According to the esteemed former Senator Arturo Tolentino in his eminent work on the Civil Code, the exercise of a right ends when the right disappears, and it disappears when it is abused, especially to the prejudice of others.

Indeed, a person should be protected only when he acts in the legitimate exercise of his right, that is, when he acts with prudence and in good faith; but not when he acts with negligence or abuse (Tolentino, Civil Code of the Philippines, 1990 Ed., Vol. 1, p. 61, as cited in De Guzman vs NLRC, GR 90856, 23 July 1992).

“Good faith” is a commonly used term which in reality has nothing to do with simply doing “good” or having “faith” — although it is excellent to have both these things.

As a legal concept, good faith refers to the state of mind consisting of the intention to abstain from taking an unconscionable and unscrupulous advantage of another.

This state of mind is manifested outwardly through one’s acts. In contrast, malice or bad faith implies a conscious and intentional design to do a wrongful act for a dishonest purpose.

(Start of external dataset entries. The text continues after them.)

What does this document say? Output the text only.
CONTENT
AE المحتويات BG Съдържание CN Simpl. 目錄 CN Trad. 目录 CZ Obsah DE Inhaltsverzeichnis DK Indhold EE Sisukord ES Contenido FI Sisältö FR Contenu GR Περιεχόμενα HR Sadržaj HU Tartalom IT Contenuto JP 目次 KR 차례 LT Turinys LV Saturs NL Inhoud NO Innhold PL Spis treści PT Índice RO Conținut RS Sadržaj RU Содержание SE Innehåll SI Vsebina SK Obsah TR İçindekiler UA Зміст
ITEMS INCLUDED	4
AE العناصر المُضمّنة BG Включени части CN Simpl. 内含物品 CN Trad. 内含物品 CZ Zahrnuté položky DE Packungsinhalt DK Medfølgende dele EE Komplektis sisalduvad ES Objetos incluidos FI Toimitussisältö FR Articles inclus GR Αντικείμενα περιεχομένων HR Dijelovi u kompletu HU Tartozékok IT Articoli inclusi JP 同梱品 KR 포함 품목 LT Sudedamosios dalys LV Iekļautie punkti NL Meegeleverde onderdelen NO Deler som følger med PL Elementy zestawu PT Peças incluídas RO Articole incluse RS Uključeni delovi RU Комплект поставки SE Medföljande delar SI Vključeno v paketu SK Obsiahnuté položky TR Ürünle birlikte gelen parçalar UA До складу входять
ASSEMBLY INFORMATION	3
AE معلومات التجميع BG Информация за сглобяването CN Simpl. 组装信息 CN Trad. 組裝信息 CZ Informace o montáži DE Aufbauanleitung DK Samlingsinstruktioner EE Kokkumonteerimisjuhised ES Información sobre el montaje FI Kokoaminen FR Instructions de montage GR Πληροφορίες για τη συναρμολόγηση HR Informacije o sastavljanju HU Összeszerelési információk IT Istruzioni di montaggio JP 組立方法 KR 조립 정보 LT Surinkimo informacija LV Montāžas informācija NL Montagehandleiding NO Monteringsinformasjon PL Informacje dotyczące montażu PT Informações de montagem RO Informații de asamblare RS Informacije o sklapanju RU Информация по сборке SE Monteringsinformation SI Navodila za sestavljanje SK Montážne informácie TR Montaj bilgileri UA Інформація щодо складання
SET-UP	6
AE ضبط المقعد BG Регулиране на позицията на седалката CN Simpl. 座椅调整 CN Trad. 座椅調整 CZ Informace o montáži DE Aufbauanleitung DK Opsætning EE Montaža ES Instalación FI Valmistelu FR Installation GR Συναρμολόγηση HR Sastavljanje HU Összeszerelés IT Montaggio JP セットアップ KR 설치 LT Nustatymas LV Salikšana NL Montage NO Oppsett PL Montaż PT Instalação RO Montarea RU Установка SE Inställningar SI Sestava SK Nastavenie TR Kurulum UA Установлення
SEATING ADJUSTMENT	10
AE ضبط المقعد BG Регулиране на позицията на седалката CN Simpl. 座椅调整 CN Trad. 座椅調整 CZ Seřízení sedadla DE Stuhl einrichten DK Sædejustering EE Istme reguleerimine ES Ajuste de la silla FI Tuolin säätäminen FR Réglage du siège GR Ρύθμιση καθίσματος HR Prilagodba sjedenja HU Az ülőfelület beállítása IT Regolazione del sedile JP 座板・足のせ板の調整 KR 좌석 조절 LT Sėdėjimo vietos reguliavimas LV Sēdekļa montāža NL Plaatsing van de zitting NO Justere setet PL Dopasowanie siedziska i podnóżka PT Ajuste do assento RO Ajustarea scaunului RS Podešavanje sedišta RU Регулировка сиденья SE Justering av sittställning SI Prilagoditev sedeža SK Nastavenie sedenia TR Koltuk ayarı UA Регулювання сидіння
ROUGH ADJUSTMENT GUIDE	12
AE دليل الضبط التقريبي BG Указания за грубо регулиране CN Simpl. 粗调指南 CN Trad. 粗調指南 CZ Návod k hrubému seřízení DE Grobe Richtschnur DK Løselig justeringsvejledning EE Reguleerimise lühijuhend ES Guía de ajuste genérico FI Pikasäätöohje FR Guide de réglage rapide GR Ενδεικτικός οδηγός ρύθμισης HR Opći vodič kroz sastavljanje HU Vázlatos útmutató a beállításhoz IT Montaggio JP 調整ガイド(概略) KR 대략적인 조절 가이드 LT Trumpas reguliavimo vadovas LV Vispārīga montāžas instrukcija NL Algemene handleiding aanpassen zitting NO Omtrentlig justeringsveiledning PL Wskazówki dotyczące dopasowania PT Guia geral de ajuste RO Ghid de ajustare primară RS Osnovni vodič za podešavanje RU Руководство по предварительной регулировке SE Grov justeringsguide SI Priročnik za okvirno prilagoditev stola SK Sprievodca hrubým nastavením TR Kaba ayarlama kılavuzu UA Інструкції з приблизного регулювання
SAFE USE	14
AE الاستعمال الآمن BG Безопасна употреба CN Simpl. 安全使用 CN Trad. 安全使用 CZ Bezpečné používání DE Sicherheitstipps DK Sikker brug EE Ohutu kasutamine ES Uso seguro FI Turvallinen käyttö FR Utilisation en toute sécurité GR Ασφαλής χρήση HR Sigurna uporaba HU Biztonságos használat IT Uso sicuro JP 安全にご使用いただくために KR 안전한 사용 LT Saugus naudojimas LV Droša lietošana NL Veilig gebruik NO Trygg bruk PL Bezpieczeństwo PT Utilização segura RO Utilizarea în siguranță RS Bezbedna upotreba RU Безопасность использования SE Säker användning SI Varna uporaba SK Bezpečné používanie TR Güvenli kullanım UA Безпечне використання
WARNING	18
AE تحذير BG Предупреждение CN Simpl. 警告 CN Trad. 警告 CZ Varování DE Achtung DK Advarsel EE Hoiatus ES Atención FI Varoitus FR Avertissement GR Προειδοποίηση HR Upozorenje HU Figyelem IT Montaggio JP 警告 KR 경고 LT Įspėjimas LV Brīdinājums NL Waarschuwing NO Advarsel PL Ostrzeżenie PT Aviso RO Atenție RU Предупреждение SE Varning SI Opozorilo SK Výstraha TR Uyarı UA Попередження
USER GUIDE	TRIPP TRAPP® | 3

Under the abuse of rights principle found in Article 19 of the Civil Code, a person would be liable if he instead acted in bad faith, with intent to prejudice another.

A fit illustration is the overzealousness of the petitioners – employees of a retail company – in proving that respondent, an airline employee, allegedly failed to pay for a pair of jeans from their store.

While petitioners initially had the right to demand payment and investigate, their overzealousness resulted in humiliating respondent.

They even sent a letter to respondent’s employer to narrate the incident. Petitioners were found to have abused their rights because in doing so, they actually infringed on respondent’s own rights.

They were held liable for damages under Article 19 in relation to Article 21 of the Civil Code, which states that any person who willfully causes loss or injury to another in a manner that is contrary to morals or good customs, or public policy shall compensate the latter for the damage (California Clothing Inc. vs Quinones, GR 175822, 23 October 2013).

In another case, the Supreme Court reminded that the principle of giving everyone his due also applies in contracts.

The Court found that the counterparty’s issuance of an unfunded check when it came time to pay the supplier and its entering into a contract with a third person in an effort to evade its liability amount to a breach of contract done in bad faith.

Persons who have the right to enter into contractual relations must exercise that right with honesty and good faith.

Failure to do so results in an abuse of that right, which may become the basis of an action for damages (Arco Pulp and Paper Co. Inc. vs Lim, GR 206806, 25 June 2014).

Indeed, New Year is about celebrating new beginnings.

Let us fuel the year with good faith and good cheers, brought about by a clean conscience and a resolve to act with justness and honesty of purpose all year round.